Impact of pharmacologic inhibition of BMP signaling and inflammation in the mouse FOP model. (a) Immunofluorescence showing enhanced nuclear p-Smad1/5/8 and expression of Runx2 in a number of recombined (β-gal–negative) myocytes from left (L) hindlimb muscles of Ad.Cre-injected, conditional caALK2–mutant mice at P11 (with DAPI counterstain in blue, right). Both are diminished in LDN-193189–treated mice.
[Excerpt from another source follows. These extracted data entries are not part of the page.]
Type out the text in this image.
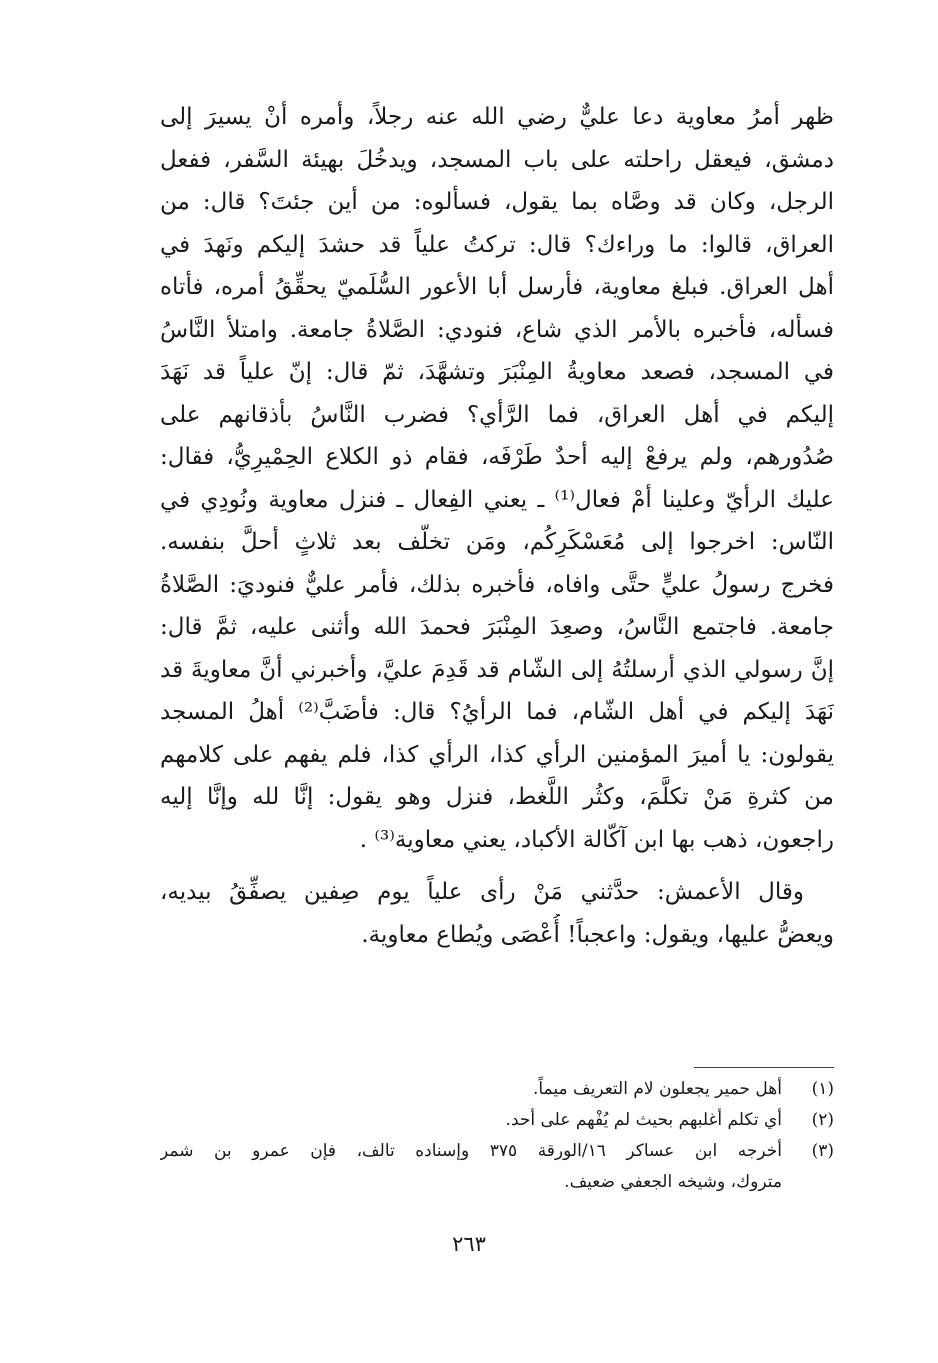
ظهر أمرُ معاوية دعا عليٌّ رضي الله عنه رجلاً، وأمره أنْ يسيرَ إلى
دمشق، فيعقل راحلته على باب المسجد، ويدخُلَ بهيئة السَّفر، ففعل
الرجل، وكان قد وصَّاه بما يقول، فسألوه: من أين جئتَ؟ قال: من
العراق، قالوا: ما وراءك؟ قال: تركتُ علياً قد حشدَ إليكم ونَهدَ في
أهل العراق. فبلغ معاوية، فأرسل أبا الأعور السُّلَميّ يحقِّقُ أمره، فأتاه
فسأله، فأخبره بالأمر الذي شاع، فنودي: الصَّلاةُ جامعة. وامتلأ النَّاسُ
في المسجد، فصعد معاويةُ المِنْبَرَ وتشهَّدَ، ثمّ قال: إنّ علياً قد نَهَدَ
إليكم في أهل العراق، فما الرَّأي؟ فضرب النَّاسُ بأذقانهم على
صُدُورهم، ولم يرفعْ إليه أحدٌ طَرْفَه، فقام ذو الكلاع الحِمْيرِيُّ، فقال:
عليك الرأيّ وعلينا أمْ فعال⁽¹⁾ ـ يعني الفِعال ـ فنزل معاوية ونُودِي في
النّاس: اخرجوا إلى مُعَسْكَرِكُم، ومَن تخلّف بعد ثلاثٍ أحلَّ بنفسه.
فخرج رسولُ عليٍّ حتَّى وافاه، فأخبره بذلك، فأمر عليٌّ فنوديَ: الصَّلاةُ
جامعة. فاجتمع النَّاسُ، وصعِدَ المِنْبَرَ فحمدَ الله وأثنى عليه، ثمَّ قال:
إنَّ رسولي الذي أرسلتُهُ إلى الشّام قد قَدِمَ عليَّ، وأخبرني أنَّ معاويةَ قد
نَهَدَ إليكم في أهل الشّام، فما الرأيُ؟ قال: فأضَبَّ⁽²⁾ أهلُ المسجد
يقولون: يا أميرَ المؤمنين الرأي كذا، الرأي كذا، فلم يفهم على كلامهم
من كثرةِ مَنْ تكلَّمَ، وكثُر اللَّغط، فنزل وهو يقول: إنَّا لله وإنَّا إليه
راجعون، ذهب بها ابن آكّالة الأكباد، يعني معاوية⁽³⁾ .
وقال الأعمش: حدَّثني مَنْ رأى علياً يوم صِفين يصفِّقُ بيديه،
ويعضُّ عليها، ويقول: واعجباً! أُعْصَى ويُطاع معاوية.
(١)
أهل حمير يجعلون لام التعريف ميماً.
(٢)
أي تكلم أغلبهم بحيث لم يُفْهم على أحد.
(٣)
أخرجه ابن عساكر ١٦/الورقة ٣٧٥ وإسناده تالف، فإن عمرو بن شمر
متروك، وشيخه الجعفي ضعيف.
٢٦٣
Uninjected right(R)-hindlimbs are shown as controls. (b) Histological evidence of intramuscular endochondral bone, as shown by alkaline phosphatase staining (AlkPhos) of osteoblasts, chondrocytes, matrix and marrow cells in recombined tissues of vehicle-treated, Ad.Cre-injected, caALK2-transgenic mice at P30. The staining is diminished and absent in LDN-193189–treated and uninfected mice, respectively (higher magnification, right panels). (c) High-frequency recombination evidenced by loss of β-gal staining in muscle, vascular and connective tissues of tamoxifen-treated, CAGGS-CreER:CAG-Z-EGFP-caALK2 mice but not single-transgenic CAG-Z-EGFP-caALK2 mice at P30. (d) Plain radiographs of tamoxifen-treated double- and single-transgenic mice at P60 show absence of ectopic calcification. (e) Alizarin red and Alcian blue staining revealing ectopic calcification in tamoxifen-treated, Ad.GFP-injected double-transgenic but not single-transgenic mice at P14. (f) Impact of dexamethasone treatment (10 mg kg⁻¹ daily) upon radiographic ossifications in Ad.Cre-injected, conditional caALK2–expressing mice at P15 and P30, as compared to vehicle treatment. (g) Impact of dexamethasone treatment upon impairment of passive range of motion (ankle flexion) in Ad.Cre-injected, conditional caALK2–expressing mice at P15 and P30 (data are representative of three independent experiments, n as indicated; values are mean ± s.d., *P < 0.05).